I went down to the farm last week to help finish the installation of the photovoltaic panels for the water supply. Pat the electrician was on hand to instruct us in the finer points of pulling wire: we had 250 feet of conduit in the ground, and we needed to thread #2 AWG wire through it to connect the outbuilding (where the photovoltaic panels reside) and the house (where the electrical panels reside). On a previous trip Pat had used his "mouse" and a vacuum blower to thread a small string through the conduit; then he used the string to pull a rope through the conduit. In the photo above, Pat is fastening the rope to the wires we were going to pull through the pipe. I examined the end of his rope, and found that he had actually spliced a loop in the rope! "Yeah," he said, "I do it that way because it is more reliable than a knot. This wasn't my best splice, though." Then Pat unrolled the large spool of wire and laid it out in the yard in a couple of long loops.

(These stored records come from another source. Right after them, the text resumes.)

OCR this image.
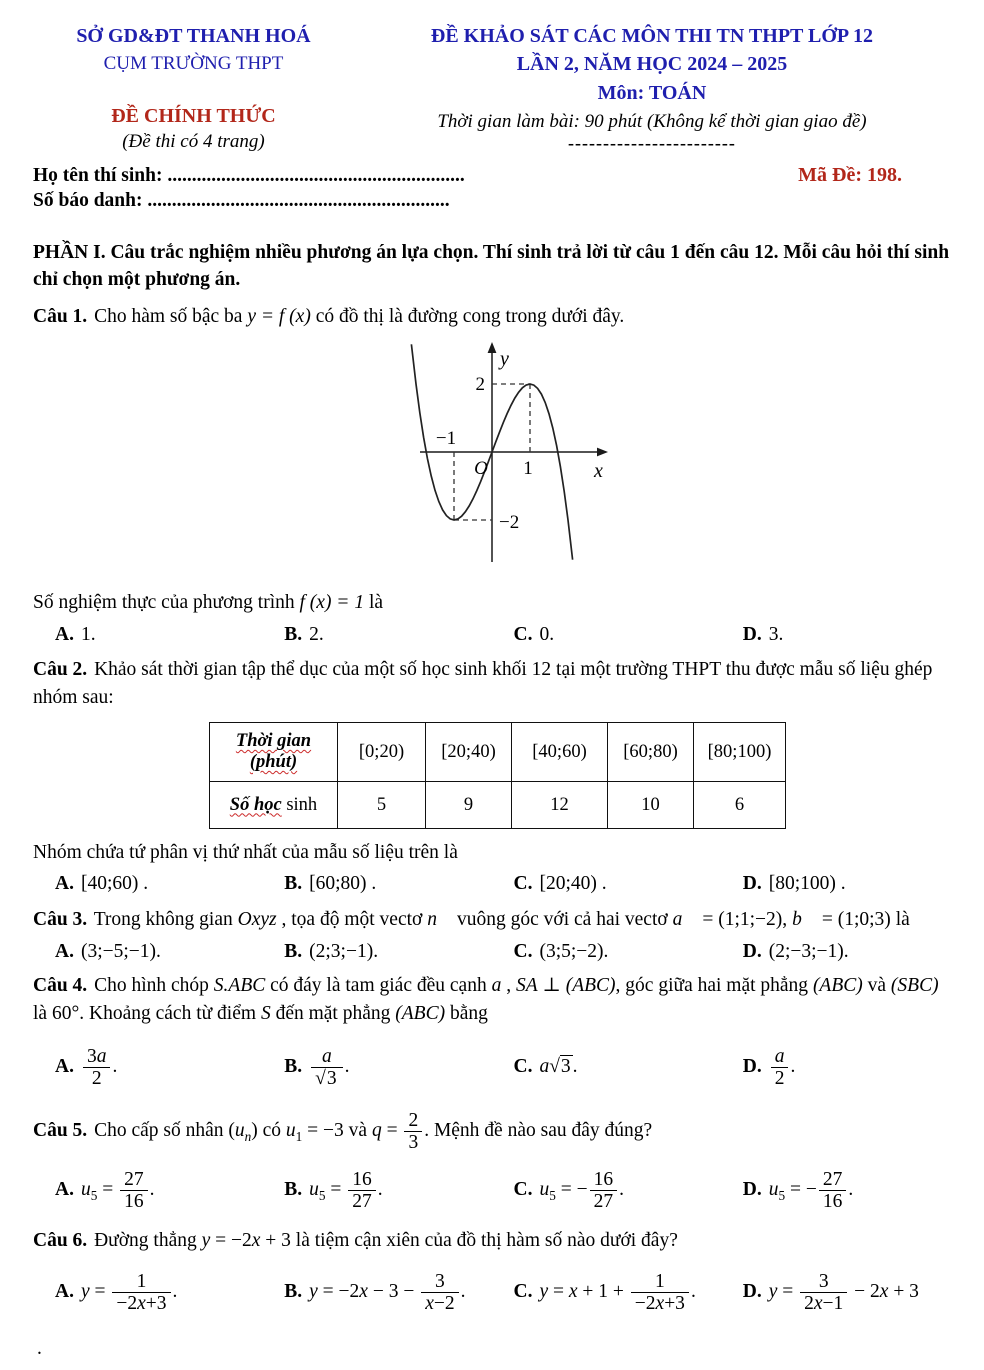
SỞ GD&ĐT THANH HOÁ
CỤM TRƯỜNG THPT
ĐỀ CHÍNH THỨC
(Đề thi có 4 trang)
ĐỀ KHẢO SÁT CÁC MÔN THI TN THPT LỚP 12
LẦN 2, NĂM HỌC 2024 – 2025
Môn: TOÁN
Thời gian làm bài: 90 phút (Không kể thời gian giao đề)
------------------------
Họ tên thí sinh: .............................................................	Mã Đề: 198.
Số báo danh: ..............................................................

PHẦN I. Câu trắc nghiệm nhiều phương án lựa chọn. Thí sinh trả lời từ câu 1 đến câu 12. Mỗi câu hỏi thí sinh chỉ chọn một phương án.

Câu 1. Cho hàm số bậc ba y = f (x) có đồ thị là đường cong trong dưới đây.

y
x
O 1
−1
2
−2

Số nghiệm thực của phương trình f (x) = 1 là

A. 1.	B. 2.	C. 0.	D. 3.

Câu 2. Khảo sát thời gian tập thể dục của một số học sinh khối 12 tại một trường THPT thu được mẫu số liệu ghép nhóm sau:

Thời gian
(phút)	[0;20)	[20;40)	[40;60)	[60;80)	[80;100)
Số học sinh	5	9	12	10	6

Nhóm chứa tứ phân vị thứ nhất của mẫu số liệu trên là

A. [40;60) .	B. [60;80) .	C. [20;40) .	D. [80;100) .

Câu 3. Trong không gian Oxyz , tọa độ một vectơ n⃗ vuông góc với cả hai vectơ a⃗ = (1;1;−2), b⃗ = (1;0;3) là

A. (3;−5;−1).	B. (2;3;−1).	C. (3;5;−2).	D. (2;−3;−1).

Câu 4. Cho hình chóp S.ABC có đáy là tam giác đều cạnh a , SA ⊥ (ABC), góc giữa hai mặt phẳng (ABC) và (SBC) là 60°. Khoảng cách từ điểm S đến mặt phẳng (ABC) bằng

A. $\frac{3a}{2}$ .	B. $\frac{a}{√3}$ .	C. a√3 .	D. $\frac{a}{2}$ .

Câu 5. Cho cấp số nhân $(u_n)$ có $u_1 = -3$ và $q = \frac{2}{3}$ . Mệnh đề nào sau đây đúng?

A. $u_5 = \frac{27}{16}$ .	B. $u_5 = \frac{16}{27}$ .	C. $u_5$ = − $\frac{16}{27}$ .	D. $u_5$ = − $\frac{27}{16}$ .

Câu 6. Đường thẳng y = −2x + 3 là tiệm cận xiên của đồ thị hàm số nào dưới đây?

A. $y = \frac{1}{-2x+3}$ .	B. $y = -2x - 3 - \frac{3}{x-2}$ .	C. $y = x + 1 + \frac{1}{-2x+3}$ .	D. $y = \frac{3}{2x-1} - 2x + 3$
.
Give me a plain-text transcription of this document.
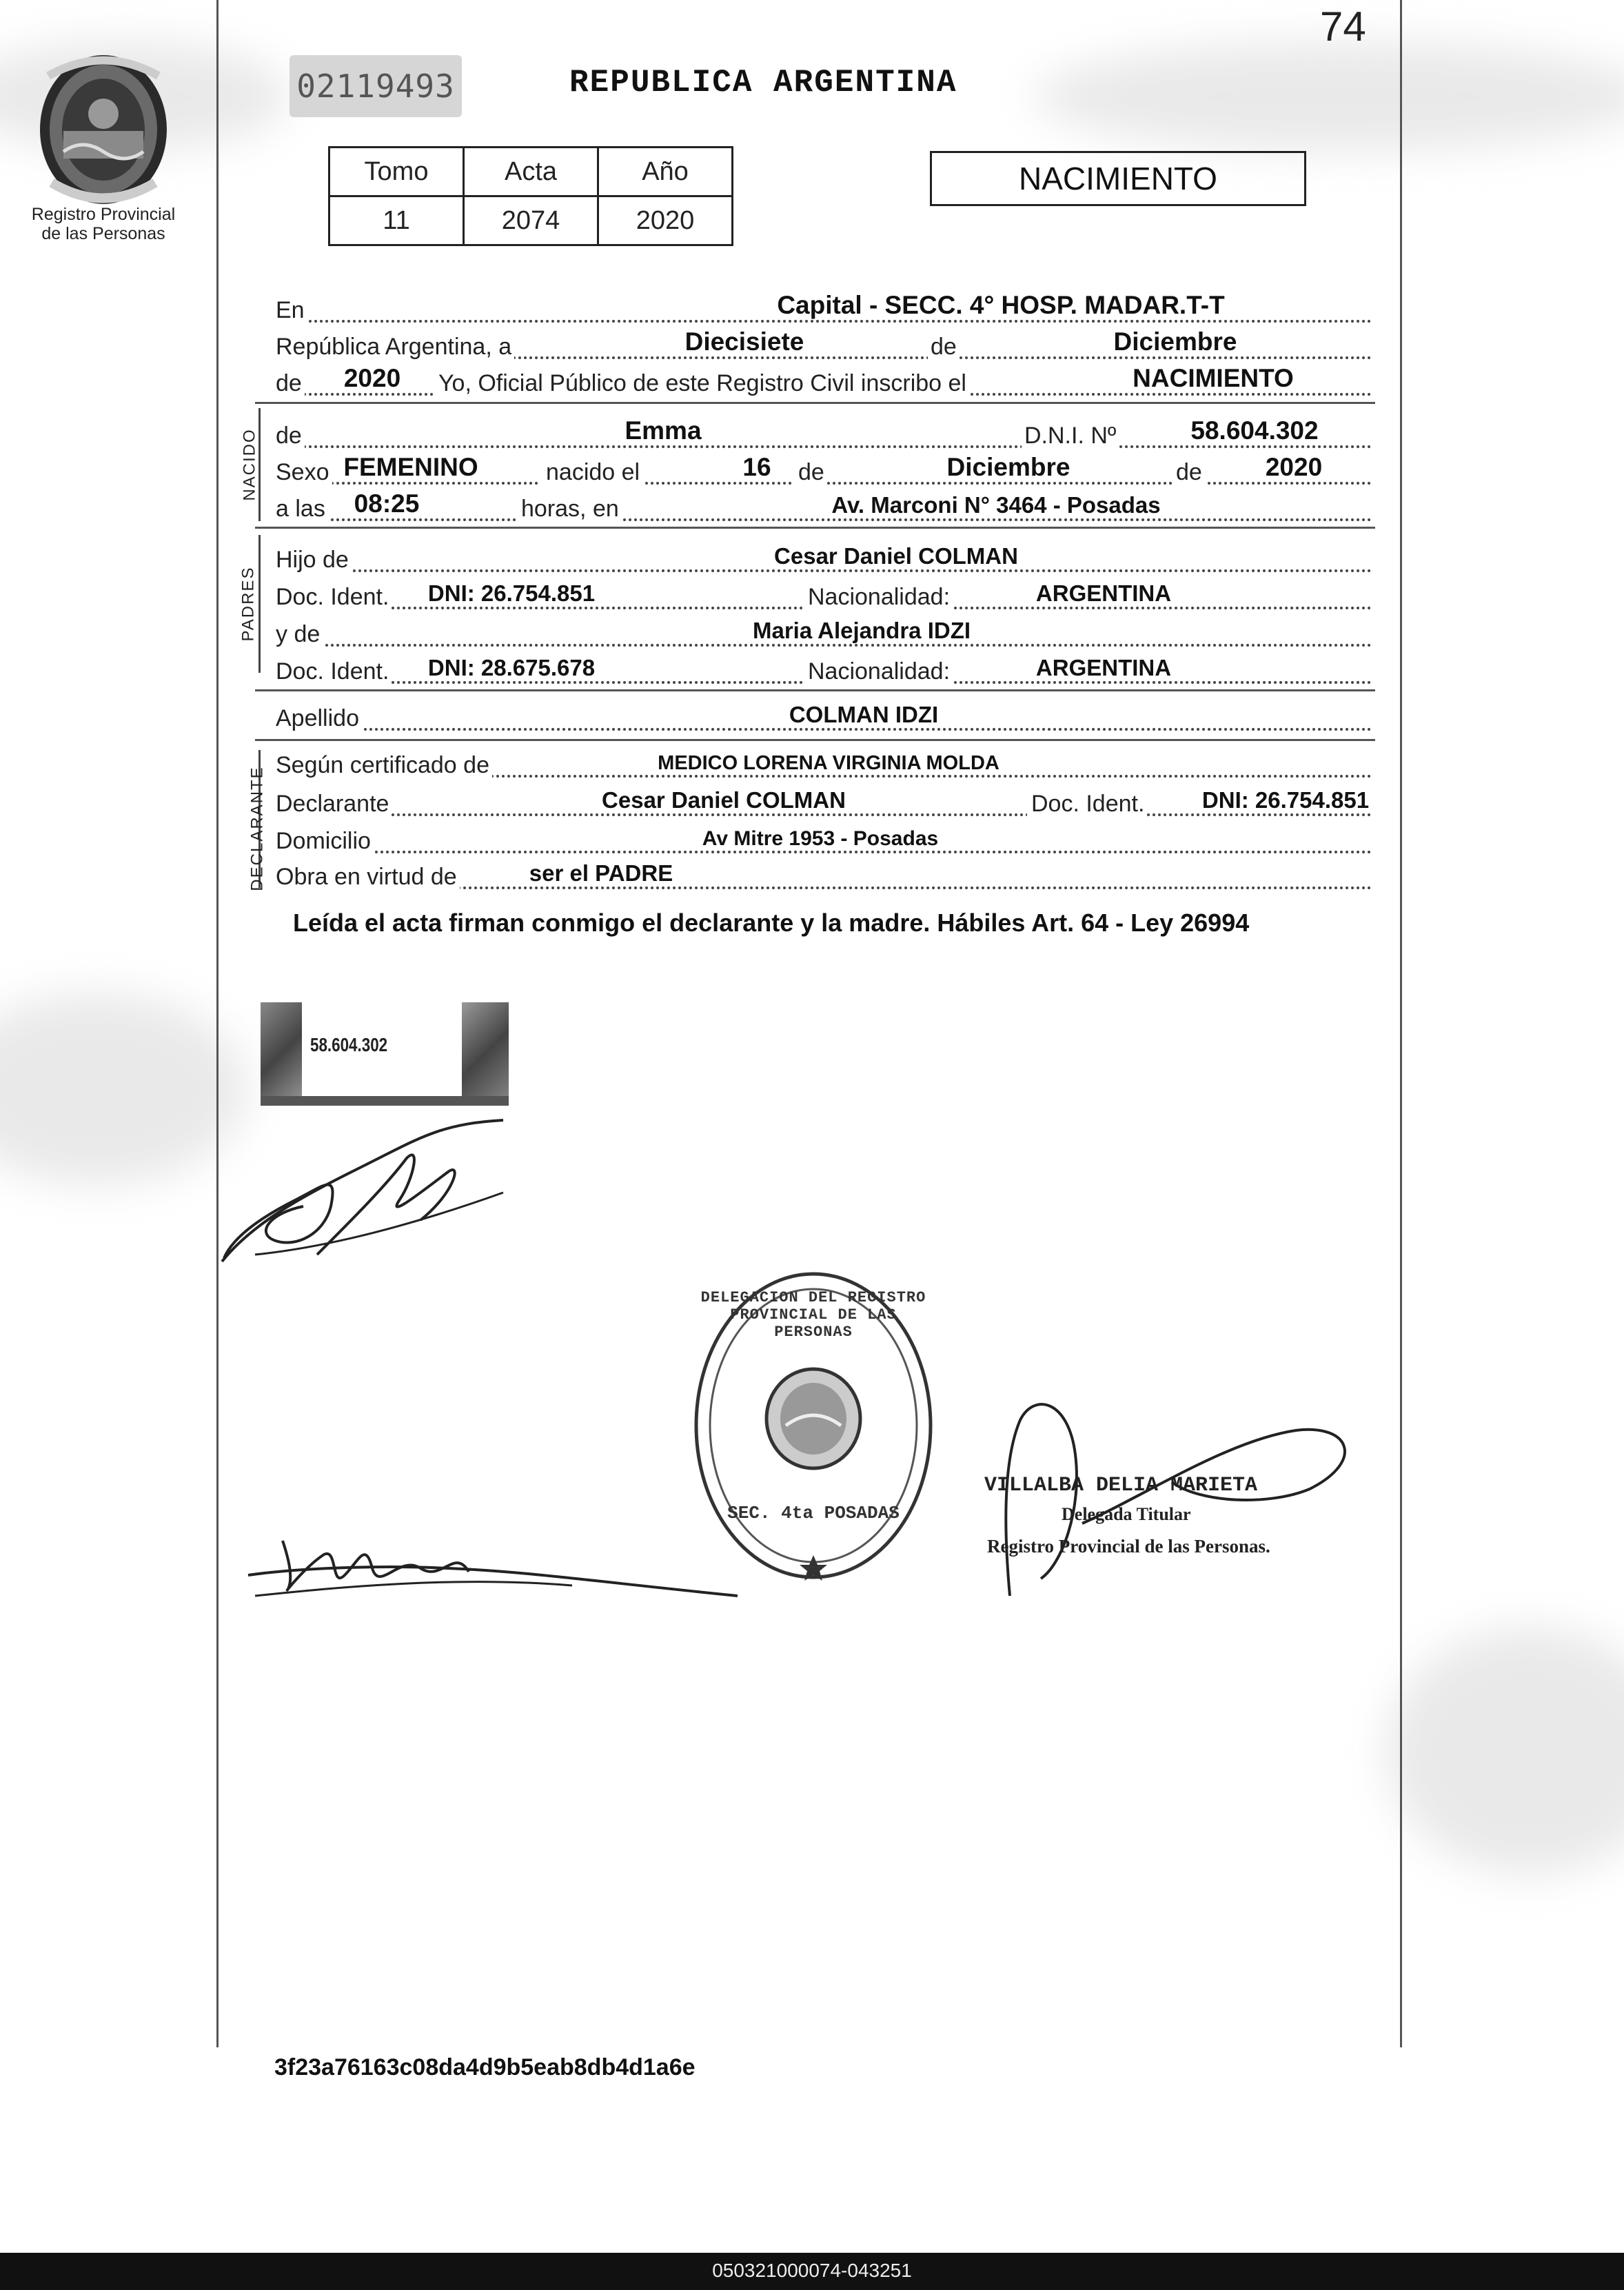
74
Registro Provincial
de las Personas
02119493	REPUBLICA ARGENTINA
Tomo	Acta	Año
11	2074	2020
NACIMIENTO
En	Capital - SECC. 4° HOSP. MADAR.T-T
República Argentina, a	de
Diecisiete	Diciembre
de 2020 Yo, Oficial Público de este Registro Civil inscribo el	NACIMIENTO
NACIDO de	Emma	D.N.I. Nº	58.604.302
Sexo FEMENINO	nacido el	16 de	Diciembre	de 2020
a las 08:25	horas, en	Av. Marconi N° 3464 - Posadas
PADRES
Hijo de	Cesar Daniel COLMAN
Doc. Ident. DNI: 26.754.851	Nacionalidad:	ARGENTINA
y de	Maria Alejandra IDZI
Doc. Ident. DNI: 28.675.678	Nacionalidad:	ARGENTINA
Apellido	COLMAN IDZI
DECLARANTE
Según certificado de	MEDICO LORENA VIRGINIA MOLDA
Declarante	Cesar Daniel COLMAN	Doc. Ident.	DNI: 26.754.851
Domicilio	Av Mitre 1953 - Posadas
Obra en virtud de	ser el PADRE
Leída el acta firman conmigo el declarante y la madre. Hábiles Art. 64 - Ley 26994
58.604.302
DELEGACION DEL REGISTRO PROVINCIAL DE LAS PERSONAS
SEC. 4ta POSADAS
VILLALBA DELIA MARIETA
Delegada Titular
Registro Provincial de las Personas.
3f23a76163c08da4d9b5eab8db4d1a6e
050321000074-043251
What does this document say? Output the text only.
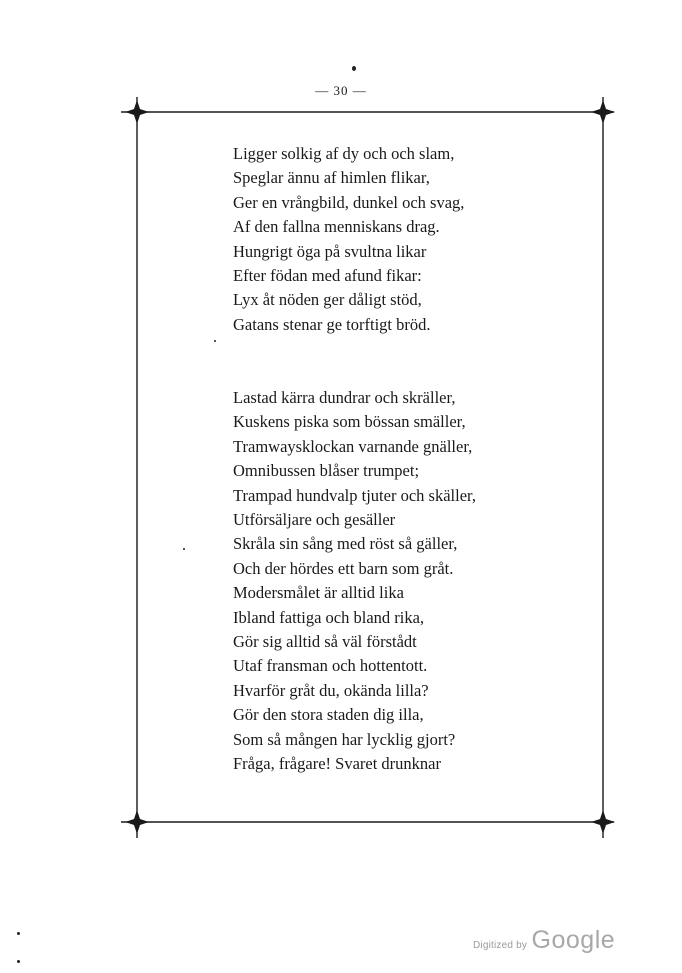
— 30 —
Ligger solkig af dy och och slam,
Speglar ännu af himlen flikar,
Ger en vrångbild, dunkel och svag,
Af den fallna menniskans drag.
Hungrigt öga på svultna likar
Efter födan med afund fikar:
Lyx åt nöden ger dåligt stöd,
Gatans stenar ge torftigt bröd.
Lastad kärra dundrar och skräller,
Kuskens piska som bössan smäller,
Tramwaysklockan varnande gnäller,
Omnibussen blåser trumpet;
Trampad hundvalp tjuter och skäller,
Utförsäljare och gesäller
Skråla sin sång med röst så gäller,
Och der hördes ett barn som gråt.
Modersmålet är alltid lika
Ibland fattiga och bland rika,
Gör sig alltid så väl förstådt
Utaf fransman och hottentott.
Hvarför gråt du, okända lilla?
Gör den stora staden dig illa,
Som så mången har lycklig gjort?
Fråga, frågare! Svaret drunknar
Digitized by Google
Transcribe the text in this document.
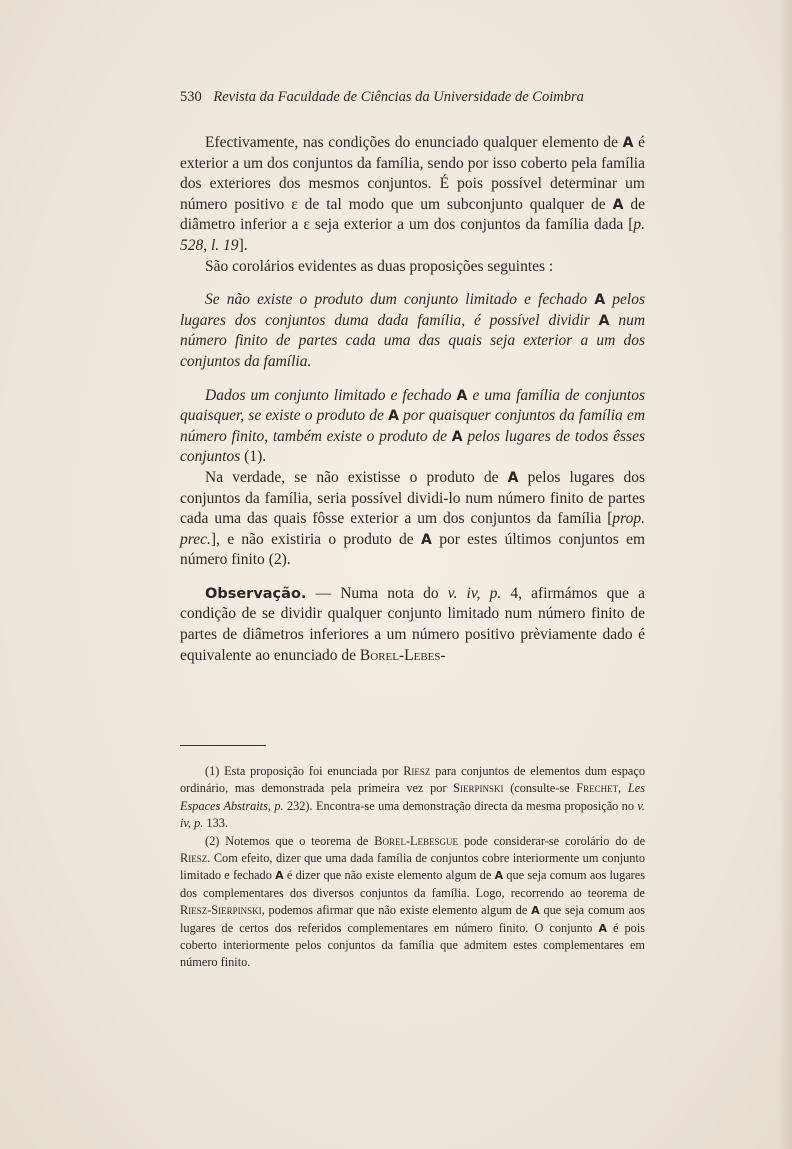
530 Revista da Faculdade de Ciências da Universidade de Coimbra

Efectivamente, nas condições do enunciado qualquer elemento de A é exterior a um dos conjuntos da família, sendo por isso coberto pela família dos exteriores dos mesmos conjuntos. É pois possível determinar um número positivo ε de tal modo que um subconjunto qualquer de A de diâmetro inferior a ε seja exterior a um dos conjuntos da família dada [p. 528, l. 19].

São corolários evidentes as duas proposições seguintes :

Se não existe o produto dum conjunto limitado e fechado A pelos lugares dos conjuntos duma dada família, é possível dividir A num número finito de partes cada uma das quais seja exterior a um dos conjuntos da família.

Dados um conjunto limitado e fechado A e uma família de conjuntos quaisquer, se existe o produto de A por quaisquer conjuntos da família em número finito, também existe o produto de A pelos lugares de todos êsses conjuntos (1).

Na verdade, se não existisse o produto de A pelos lugares dos conjuntos da família, seria possível dividi-lo num número finito de partes cada uma das quais fôsse exterior a um dos conjuntos da família [prop. prec.], e não existiria o produto de A por estes últimos conjuntos em número finito (2).

Observação. — Numa nota do v. iv, p. 4, afirmámos que a condição de se dividir qualquer conjunto limitado num número finito de partes de diâmetros inferiores a um número positivo prèviamente dado é equivalente ao enunciado de Borel-Lebes-

(1) Esta proposição foi enunciada por Riesz para conjuntos de elementos dum espaço ordinário, mas demonstrada pela primeira vez por Sierpinski (consulte-se Frechet, Les Espaces Abstraits, p. 232). Encontra-se uma demonstração directa da mesma proposição no v. iv, p. 133.

(2) Notemos que o teorema de Borel-Lebesgue pode considerar-se corolário do de Riesz. Com efeito, dizer que uma dada família de conjuntos cobre interiormente um conjunto limitado e fechado A é dizer que não existe elemento algum de A que seja comum aos lugares dos complementares dos diversos conjuntos da família. Logo, recorrendo ao teorema de Riesz-Sierpinski, podemos afirmar que não existe elemento algum de A que seja comum aos lugares de certos dos referidos complementares em número finito. O conjunto A é pois coberto interiormente pelos conjuntos da família que admitem estes complementares em número finito.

Pat had also rigged up an old rusty pulley on the post above the conduit opening out at the outbuilding, and Nate and I got the rope over the pulley. This meant that as we pulled down and out, the rope and wire was pulled up and through the pipe. Pat gave us our instructions: "I'm going to put both of you pulling. Stop when I shout, because sometimes I'm gonna have take a break to get the wire lined up. Then when we're actually doing it count one, two, three, PULL, one, two, three, PULL..." Then Pat opened a bottle of special lubricant that he was going to use to make it easier to pull the wire through the pipe; each time he took a break to get more wire ready he poured some lubricant down the conduit opening.
Nate and I got our gloves on, and readied ourselves out at the cowshed. It was a lovely summer day, and I was glad I had put on sunscreen. Across the field we could see as Pat gave the signal, and we pulled about six feet of rope... we counted, but found it was easier just to watch Pat to see when he lifted the wire to put it into the conduit. With two of us pulling, it really wasn't too hard; the rope was a little slippery, but we found that we could bend it and make good friction on our gloves. Pat stopped a couple of times to rearrange wire, we pulled some more, and then suddenly we about fell over: the wire was poking out of the conduit!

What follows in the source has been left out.